One of my greatest fears of beginning college was how I was going to handle having a boyfriend. Will and I got together at the beginning of my senior year of high school, and had lasted through the year. I had been into him for years leading up to our relationship, and I wasn’t ready to just throw him away because I was going to one school and he was going to another. Many of my friends and my parents’ friends advised me to end things amicably, mid school year, or at the latest, mid summer. They told me young love is young love, and college would be easier independently. I didn’t listen.
My first semester of college was not good. There is no way to sugar cote it. I had an awful freshman year, and I was ready to drop out half way through. I had entered the wrong major in the biggest school in the country, only three hours away from home, and yet, too far. I went to college virtually alone, and isolated the few friends I did have from high school after my grandfather passed away only a week into the new school year. His passing along with my general anxieties of going away to college shaped my year for the worse. He and I were very close, and losing him destroyed my sunny disposition. My new apartment became a prison cell. Classes became punishment. New people did not become potential friends, but strangers who would happen to share an alma mater with me in a few years. The only beacon of light in the darkness of change was Will.
He helped me mend my friendships with those I isolated, pick a proper major, and even stood by me throughout the process of grieving (which I have not finished, 10 months after my grandfather’s passing). Will dealt with my bickering, my mood swings, and my anger at the world. He helped me survive my first semester and enjoy my second.

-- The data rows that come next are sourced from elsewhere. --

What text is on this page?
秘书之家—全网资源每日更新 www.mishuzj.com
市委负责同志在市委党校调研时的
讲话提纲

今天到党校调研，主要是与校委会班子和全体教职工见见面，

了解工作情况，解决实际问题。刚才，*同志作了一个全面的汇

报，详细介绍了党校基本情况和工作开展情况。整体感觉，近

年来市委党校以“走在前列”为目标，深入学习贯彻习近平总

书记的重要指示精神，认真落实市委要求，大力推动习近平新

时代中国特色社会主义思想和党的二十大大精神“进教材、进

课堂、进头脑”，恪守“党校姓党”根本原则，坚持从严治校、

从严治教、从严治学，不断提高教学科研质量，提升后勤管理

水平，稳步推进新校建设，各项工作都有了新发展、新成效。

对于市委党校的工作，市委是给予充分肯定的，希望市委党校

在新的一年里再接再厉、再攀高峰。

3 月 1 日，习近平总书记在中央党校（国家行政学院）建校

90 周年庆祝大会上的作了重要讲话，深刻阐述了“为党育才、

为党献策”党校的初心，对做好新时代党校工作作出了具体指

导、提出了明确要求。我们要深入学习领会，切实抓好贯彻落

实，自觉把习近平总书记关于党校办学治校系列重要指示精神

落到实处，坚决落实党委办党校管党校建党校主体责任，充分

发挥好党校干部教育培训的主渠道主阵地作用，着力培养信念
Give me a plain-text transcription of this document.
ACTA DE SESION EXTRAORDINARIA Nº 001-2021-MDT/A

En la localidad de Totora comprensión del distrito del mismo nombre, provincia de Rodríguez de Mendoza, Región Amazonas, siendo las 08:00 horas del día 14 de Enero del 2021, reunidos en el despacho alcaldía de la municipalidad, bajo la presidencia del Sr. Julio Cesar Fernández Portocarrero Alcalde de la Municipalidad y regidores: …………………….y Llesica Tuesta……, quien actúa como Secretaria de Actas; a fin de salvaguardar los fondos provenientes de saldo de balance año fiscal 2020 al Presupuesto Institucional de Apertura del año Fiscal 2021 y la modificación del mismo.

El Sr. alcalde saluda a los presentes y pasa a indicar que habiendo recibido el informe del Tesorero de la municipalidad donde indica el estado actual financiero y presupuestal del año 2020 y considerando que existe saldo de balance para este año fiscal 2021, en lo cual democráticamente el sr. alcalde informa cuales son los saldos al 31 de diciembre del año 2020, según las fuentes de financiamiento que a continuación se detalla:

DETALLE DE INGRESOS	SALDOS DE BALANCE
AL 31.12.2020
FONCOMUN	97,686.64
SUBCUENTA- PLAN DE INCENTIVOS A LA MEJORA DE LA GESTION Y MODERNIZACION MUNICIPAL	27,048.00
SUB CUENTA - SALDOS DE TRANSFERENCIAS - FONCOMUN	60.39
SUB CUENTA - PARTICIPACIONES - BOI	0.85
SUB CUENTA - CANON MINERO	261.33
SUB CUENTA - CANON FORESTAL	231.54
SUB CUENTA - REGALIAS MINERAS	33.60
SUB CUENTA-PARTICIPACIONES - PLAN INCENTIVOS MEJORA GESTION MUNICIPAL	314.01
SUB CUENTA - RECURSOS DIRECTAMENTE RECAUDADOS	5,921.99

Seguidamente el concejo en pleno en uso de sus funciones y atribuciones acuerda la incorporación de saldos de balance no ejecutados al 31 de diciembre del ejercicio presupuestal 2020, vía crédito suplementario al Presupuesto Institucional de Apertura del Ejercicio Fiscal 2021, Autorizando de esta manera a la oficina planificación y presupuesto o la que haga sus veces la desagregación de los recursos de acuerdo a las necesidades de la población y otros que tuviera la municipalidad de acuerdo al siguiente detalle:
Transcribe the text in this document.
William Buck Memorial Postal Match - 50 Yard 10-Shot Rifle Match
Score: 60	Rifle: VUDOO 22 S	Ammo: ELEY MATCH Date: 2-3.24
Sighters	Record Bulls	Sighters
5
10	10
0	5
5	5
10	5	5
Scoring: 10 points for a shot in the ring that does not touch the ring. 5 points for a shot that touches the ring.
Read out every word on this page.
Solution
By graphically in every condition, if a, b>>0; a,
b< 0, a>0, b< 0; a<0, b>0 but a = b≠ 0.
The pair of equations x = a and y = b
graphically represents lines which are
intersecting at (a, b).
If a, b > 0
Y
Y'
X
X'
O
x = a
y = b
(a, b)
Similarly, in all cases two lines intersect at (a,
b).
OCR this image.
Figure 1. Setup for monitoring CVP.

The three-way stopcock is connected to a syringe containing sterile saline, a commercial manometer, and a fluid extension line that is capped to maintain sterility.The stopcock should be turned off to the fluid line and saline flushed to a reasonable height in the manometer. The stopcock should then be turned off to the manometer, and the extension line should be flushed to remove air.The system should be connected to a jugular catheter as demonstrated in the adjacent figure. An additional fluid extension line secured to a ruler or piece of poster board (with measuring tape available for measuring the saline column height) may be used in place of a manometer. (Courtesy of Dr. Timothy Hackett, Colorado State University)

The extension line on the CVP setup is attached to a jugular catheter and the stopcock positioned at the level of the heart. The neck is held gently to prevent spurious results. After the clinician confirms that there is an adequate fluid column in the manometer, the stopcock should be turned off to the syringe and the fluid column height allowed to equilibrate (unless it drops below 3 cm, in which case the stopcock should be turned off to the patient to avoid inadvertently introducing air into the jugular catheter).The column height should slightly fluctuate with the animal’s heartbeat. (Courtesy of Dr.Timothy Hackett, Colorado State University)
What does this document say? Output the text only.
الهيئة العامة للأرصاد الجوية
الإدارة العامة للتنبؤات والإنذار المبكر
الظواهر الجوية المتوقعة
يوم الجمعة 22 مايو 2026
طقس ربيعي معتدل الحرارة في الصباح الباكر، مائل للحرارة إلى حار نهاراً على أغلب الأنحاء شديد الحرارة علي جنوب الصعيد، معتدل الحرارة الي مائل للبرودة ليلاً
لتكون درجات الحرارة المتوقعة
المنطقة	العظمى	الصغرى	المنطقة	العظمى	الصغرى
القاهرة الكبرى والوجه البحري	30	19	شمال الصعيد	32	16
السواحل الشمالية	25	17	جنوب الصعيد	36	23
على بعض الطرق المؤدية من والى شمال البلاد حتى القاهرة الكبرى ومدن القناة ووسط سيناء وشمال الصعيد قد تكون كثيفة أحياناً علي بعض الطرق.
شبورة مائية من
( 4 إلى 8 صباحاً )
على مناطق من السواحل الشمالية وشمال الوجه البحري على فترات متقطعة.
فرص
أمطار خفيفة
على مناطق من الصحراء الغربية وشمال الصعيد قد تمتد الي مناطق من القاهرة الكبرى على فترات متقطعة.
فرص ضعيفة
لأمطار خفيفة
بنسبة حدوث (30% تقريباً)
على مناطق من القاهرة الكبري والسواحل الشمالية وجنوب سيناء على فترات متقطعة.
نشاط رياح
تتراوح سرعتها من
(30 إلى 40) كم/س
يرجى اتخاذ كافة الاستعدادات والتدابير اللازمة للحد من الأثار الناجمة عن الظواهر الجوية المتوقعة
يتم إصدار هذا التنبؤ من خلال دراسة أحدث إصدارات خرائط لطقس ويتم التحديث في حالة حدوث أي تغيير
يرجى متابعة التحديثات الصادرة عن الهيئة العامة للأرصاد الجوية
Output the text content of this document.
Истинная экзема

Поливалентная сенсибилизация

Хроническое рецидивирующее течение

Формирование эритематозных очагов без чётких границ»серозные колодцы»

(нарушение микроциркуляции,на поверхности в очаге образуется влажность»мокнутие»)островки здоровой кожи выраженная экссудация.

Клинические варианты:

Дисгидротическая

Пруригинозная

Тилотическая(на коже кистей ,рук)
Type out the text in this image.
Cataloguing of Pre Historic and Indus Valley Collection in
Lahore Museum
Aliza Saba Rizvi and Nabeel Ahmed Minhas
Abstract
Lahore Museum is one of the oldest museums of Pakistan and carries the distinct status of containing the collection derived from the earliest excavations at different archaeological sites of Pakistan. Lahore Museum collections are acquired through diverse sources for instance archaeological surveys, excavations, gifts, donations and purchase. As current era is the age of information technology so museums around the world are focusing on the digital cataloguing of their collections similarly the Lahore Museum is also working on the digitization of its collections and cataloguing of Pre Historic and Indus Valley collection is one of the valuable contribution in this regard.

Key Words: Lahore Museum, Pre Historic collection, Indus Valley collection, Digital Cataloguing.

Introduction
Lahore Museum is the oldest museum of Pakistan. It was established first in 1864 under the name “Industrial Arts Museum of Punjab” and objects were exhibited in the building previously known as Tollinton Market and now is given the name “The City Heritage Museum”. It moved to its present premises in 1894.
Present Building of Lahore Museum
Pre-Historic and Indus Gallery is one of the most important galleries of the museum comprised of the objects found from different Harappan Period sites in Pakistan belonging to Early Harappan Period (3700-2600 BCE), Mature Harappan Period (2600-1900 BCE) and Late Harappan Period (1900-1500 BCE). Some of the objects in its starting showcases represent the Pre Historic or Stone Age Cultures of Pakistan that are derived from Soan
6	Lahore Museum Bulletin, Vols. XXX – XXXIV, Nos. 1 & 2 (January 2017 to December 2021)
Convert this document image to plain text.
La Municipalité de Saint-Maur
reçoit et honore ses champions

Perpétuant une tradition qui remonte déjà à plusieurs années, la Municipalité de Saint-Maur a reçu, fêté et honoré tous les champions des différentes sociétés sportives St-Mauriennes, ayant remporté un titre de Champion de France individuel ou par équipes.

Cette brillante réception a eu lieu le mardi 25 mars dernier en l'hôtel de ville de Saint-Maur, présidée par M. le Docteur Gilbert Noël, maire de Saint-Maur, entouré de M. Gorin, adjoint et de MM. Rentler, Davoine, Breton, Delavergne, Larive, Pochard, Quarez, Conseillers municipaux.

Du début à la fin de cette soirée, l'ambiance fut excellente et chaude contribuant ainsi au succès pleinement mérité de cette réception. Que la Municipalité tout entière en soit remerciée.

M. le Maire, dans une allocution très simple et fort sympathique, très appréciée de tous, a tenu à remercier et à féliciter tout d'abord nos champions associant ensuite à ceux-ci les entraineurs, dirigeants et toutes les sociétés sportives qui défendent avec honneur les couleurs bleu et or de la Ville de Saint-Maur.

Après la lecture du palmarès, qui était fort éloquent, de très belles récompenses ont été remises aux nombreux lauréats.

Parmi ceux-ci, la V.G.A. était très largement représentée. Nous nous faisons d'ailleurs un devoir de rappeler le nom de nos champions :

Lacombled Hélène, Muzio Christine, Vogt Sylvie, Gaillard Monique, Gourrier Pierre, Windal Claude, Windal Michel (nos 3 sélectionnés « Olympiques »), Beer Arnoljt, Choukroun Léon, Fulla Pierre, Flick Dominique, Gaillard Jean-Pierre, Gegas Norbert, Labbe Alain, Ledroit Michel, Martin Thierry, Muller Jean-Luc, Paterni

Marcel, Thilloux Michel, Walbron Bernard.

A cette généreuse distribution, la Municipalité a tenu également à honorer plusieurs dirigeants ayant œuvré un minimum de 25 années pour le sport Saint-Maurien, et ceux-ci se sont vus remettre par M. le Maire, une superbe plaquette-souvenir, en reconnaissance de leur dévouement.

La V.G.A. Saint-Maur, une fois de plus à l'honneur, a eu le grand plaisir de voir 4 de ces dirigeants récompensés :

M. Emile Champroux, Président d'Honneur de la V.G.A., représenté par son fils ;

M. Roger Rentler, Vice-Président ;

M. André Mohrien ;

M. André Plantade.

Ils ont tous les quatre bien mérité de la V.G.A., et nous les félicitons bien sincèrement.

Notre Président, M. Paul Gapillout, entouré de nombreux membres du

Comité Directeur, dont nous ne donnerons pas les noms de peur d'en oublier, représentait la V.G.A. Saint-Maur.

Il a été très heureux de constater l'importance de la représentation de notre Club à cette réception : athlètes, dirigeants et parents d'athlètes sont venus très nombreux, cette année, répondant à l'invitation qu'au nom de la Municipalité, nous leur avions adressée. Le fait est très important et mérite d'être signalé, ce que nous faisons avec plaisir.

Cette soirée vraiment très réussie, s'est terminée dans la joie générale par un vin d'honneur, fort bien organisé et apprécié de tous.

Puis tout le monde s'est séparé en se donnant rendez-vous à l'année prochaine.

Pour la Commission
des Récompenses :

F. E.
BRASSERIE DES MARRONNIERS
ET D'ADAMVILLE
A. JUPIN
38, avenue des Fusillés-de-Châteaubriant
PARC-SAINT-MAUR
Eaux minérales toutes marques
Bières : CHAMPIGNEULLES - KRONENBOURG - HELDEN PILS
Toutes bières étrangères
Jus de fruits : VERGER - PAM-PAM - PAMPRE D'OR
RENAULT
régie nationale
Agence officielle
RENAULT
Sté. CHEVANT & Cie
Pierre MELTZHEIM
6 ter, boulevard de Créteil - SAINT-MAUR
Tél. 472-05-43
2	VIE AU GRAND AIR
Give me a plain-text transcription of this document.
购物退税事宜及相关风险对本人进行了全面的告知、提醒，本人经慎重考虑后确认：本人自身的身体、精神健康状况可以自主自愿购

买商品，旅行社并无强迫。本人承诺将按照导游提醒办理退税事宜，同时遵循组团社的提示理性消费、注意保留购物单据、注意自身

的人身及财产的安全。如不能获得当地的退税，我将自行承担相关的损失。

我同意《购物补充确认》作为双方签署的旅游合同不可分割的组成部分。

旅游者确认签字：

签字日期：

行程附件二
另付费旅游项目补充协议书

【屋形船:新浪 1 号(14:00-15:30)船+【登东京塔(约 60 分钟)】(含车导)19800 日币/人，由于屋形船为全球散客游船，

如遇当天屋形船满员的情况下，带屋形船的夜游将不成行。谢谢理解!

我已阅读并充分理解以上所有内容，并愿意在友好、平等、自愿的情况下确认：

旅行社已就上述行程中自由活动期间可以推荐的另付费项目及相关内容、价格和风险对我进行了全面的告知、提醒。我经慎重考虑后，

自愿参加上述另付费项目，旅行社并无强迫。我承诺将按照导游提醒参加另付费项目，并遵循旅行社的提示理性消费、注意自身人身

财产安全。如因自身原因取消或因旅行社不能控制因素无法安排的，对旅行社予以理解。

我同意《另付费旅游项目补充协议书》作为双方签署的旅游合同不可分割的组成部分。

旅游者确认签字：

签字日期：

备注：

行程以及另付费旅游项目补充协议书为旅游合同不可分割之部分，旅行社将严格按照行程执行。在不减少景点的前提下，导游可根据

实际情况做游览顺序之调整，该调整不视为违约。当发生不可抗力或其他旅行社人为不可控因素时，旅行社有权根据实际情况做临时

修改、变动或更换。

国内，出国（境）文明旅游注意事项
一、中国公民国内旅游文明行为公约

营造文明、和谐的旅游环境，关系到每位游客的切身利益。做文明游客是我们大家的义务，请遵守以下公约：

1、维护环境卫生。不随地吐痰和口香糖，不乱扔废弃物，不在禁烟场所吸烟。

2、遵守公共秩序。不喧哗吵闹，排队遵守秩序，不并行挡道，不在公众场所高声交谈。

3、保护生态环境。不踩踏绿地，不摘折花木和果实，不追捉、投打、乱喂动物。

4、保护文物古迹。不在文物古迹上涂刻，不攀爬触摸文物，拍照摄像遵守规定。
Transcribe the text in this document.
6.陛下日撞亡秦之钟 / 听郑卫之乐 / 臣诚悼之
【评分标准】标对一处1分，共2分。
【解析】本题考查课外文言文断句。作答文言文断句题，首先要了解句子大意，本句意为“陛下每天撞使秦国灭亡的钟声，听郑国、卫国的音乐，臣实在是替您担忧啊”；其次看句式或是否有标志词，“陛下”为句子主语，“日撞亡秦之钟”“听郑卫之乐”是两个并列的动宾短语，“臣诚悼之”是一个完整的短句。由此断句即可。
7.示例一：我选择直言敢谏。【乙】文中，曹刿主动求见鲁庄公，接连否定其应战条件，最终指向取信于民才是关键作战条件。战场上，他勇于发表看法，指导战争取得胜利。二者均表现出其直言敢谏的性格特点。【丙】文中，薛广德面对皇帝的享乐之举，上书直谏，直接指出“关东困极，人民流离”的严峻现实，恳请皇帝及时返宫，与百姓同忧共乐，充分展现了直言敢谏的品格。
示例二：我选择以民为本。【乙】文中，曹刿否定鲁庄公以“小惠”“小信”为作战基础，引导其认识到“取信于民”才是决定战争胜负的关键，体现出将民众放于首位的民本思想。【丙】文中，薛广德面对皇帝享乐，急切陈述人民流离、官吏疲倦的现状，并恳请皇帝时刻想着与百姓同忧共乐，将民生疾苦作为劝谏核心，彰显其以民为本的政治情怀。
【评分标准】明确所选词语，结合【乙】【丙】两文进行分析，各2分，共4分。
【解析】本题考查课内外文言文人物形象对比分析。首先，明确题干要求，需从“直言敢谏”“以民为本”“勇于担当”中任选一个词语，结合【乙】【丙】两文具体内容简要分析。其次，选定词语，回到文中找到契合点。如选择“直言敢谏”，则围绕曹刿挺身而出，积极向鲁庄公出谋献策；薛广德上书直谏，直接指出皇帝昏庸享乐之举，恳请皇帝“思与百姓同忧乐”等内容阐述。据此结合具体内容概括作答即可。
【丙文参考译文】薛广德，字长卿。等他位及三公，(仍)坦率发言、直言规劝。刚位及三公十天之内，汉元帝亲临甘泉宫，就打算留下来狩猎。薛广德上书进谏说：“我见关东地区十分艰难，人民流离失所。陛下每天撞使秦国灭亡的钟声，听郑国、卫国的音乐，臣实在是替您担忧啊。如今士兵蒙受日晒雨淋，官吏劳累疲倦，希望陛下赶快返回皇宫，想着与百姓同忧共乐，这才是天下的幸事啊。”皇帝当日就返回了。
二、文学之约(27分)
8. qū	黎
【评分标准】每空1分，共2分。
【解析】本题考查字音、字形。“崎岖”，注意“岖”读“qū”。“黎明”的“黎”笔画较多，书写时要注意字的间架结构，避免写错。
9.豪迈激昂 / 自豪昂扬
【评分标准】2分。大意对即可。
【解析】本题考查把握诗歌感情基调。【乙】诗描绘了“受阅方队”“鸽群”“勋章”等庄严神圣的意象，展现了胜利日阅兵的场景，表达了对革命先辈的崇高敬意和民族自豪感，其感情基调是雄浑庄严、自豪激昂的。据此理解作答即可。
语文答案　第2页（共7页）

For me, staying with Will was the right choice even though I was advised by everyone to end it. To say the distance wasn’t hard would be a lie, and there were times where I really thought we weren’t going to make it. But those moments were overshadowed by how fantastic a companion he was. I admit staying together with your high school sweet heart isn’t for everyone. If you truly want to experience everything that is out there 100% independently, follow your heart. But take my first semester as an example of how no one, even those with much more life experience than you, knows what you need but yourself.